This week I read Bob Ecblad’s, “Reading the Bible With the Damned” which takes first place in the competition for which book title makes my blog post title incredible convoluted.
This book is also rare in that I only downloaded it to read one chapter, the chapter on Exodus. It was recommended by a fellow pastor who found that chapter to helpful in preaching about Shiphrah and Puah in Exodus 1.
But after reading Ecblad’s take on Exodus 1, I couldn’t help but peruse the other 8 chapters about his experiences reading Scripture with immigrants, inmates and third world citizens.
At times the book is tedious. At other times it is repetitive. And some times it gets a little bit too preachy. But at the very least Ecblad has found a clever way to introduce readers to a liberation reading of Scripture. His chapters document conversations he has had in Bible studies with various groups where he helps the readers revisit colonial assumptions about the God who is on the side of the powers and embrace a God who is trying to free the oppressed from power.
With that said, this book played many different roles.
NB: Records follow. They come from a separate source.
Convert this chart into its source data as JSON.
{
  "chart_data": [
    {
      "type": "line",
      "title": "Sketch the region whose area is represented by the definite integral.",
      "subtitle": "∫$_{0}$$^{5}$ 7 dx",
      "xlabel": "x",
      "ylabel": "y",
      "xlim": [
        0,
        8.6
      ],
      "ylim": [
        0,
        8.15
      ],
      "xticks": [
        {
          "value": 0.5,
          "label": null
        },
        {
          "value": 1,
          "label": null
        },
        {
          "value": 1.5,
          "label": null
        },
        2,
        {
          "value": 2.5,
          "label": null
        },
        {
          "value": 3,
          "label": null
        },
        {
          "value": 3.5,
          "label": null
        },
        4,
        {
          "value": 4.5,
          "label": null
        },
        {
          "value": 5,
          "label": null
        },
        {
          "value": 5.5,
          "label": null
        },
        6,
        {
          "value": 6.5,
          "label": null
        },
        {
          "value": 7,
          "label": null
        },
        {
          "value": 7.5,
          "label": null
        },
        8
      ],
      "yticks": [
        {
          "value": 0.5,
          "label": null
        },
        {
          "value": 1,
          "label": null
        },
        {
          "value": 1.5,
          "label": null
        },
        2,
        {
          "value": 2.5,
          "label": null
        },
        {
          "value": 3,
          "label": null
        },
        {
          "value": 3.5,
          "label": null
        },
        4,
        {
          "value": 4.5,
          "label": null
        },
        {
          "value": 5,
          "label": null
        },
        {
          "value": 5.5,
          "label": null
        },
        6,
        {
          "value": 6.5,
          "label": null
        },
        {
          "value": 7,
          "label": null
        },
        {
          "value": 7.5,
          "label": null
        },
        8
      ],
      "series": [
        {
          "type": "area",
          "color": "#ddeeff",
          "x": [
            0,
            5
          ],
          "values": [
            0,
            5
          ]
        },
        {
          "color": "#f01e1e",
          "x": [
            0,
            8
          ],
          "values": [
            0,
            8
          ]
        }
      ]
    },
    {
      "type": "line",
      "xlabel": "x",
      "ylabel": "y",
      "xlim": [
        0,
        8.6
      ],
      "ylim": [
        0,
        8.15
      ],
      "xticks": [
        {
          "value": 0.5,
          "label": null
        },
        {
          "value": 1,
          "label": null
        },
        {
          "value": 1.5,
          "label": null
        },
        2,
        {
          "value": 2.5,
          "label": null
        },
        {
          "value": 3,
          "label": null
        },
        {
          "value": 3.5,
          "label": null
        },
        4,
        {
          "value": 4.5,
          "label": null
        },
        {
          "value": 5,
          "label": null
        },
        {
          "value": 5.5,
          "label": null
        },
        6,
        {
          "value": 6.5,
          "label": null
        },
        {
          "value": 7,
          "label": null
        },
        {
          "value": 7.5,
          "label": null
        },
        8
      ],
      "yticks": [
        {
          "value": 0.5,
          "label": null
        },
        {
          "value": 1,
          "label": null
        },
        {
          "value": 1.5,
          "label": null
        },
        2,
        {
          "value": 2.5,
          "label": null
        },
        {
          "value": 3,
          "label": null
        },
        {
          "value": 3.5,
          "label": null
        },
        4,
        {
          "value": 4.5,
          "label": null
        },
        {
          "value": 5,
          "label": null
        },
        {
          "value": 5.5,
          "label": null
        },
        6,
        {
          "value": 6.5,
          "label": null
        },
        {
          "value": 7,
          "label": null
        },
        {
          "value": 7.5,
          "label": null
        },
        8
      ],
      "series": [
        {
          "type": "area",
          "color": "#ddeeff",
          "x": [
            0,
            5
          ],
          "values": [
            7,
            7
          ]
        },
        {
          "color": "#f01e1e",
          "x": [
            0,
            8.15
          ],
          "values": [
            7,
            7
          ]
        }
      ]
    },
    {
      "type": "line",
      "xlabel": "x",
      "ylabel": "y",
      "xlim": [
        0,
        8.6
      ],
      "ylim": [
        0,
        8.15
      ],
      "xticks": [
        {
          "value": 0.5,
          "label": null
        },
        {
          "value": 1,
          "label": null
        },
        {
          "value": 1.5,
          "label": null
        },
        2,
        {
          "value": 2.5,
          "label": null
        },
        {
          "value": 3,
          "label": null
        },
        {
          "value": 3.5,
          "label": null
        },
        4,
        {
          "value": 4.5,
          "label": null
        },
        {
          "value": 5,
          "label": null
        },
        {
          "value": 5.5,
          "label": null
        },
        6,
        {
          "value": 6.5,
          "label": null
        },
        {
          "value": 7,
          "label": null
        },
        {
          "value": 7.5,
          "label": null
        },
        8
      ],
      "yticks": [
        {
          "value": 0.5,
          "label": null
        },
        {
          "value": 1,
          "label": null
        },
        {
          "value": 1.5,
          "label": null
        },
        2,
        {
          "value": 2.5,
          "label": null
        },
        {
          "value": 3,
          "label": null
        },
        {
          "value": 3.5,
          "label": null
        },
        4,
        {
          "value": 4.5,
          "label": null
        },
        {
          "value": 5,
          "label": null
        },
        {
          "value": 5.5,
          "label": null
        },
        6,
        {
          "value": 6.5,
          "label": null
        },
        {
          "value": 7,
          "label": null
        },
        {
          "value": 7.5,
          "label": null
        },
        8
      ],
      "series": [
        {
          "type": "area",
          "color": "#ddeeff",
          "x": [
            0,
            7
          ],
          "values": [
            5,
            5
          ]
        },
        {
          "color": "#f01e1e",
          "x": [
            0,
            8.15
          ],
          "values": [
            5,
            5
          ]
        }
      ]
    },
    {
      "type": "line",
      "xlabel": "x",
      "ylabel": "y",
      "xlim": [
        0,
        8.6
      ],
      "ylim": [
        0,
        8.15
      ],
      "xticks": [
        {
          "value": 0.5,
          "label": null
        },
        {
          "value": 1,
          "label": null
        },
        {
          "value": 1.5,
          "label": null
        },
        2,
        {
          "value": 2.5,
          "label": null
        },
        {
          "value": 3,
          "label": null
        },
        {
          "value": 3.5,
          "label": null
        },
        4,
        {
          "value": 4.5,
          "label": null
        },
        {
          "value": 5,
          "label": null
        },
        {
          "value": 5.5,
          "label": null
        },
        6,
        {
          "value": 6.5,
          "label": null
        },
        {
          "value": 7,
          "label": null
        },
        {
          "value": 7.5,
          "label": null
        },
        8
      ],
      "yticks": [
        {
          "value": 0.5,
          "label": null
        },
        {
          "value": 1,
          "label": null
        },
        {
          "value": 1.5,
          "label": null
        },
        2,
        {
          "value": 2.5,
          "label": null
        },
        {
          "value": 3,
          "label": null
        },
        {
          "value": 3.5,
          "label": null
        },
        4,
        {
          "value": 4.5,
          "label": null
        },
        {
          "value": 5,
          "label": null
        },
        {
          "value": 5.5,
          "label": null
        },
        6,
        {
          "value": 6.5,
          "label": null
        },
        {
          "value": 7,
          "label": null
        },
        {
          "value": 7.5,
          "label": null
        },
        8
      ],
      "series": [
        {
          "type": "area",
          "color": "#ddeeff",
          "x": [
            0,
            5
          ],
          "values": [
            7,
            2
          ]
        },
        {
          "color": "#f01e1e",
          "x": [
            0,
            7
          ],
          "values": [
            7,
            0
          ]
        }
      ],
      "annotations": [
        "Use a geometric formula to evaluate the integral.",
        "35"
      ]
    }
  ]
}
At times it read like a biblical commentary in the catechism tradition. For example:
Q: Who does Jacob steal the blessing from?
Q: And what is the significance thereof?
A: Jacob was younger and therefore not deserving of blessing.
At other times the book reads like a social justice text giving great details about the lives of the oppressed in today’s world.
At other times the book reads like a how to in giving a Bible study with comments about asking questions and an incarnational approach that pretends to know little or nothing so as not to belittle or demean.
As for that last one, a few years ago I spent three months teaching in a federal penitentiary in Leavenworth, KS. How I got there and why I only lasted 3 months is a story for another day except to say that I failed miserably in all the ways where Ecblad succeeds.
At that point I had worked for about 6 months at a Rescue Mission and I mistakenly believed that inmates were the same as homeless men. I was very wrong on that assumption. The culture of prison is very different from the culture of the streets, though with some similarities.
As I read Ecblad’s book I found myself wishing I had read it before setting foot in Leavenworth. As he documents the social justice travesties of our day and describes his interpretive approach while giving out detailed biographies of inmates he has met, I found myself deeply lamenting my own failures over those 3 tortuous months. It would be a great text to give someone in that situation.
Now, if you will excuse me, I have some major tweaking to do to my Sunday School lesson!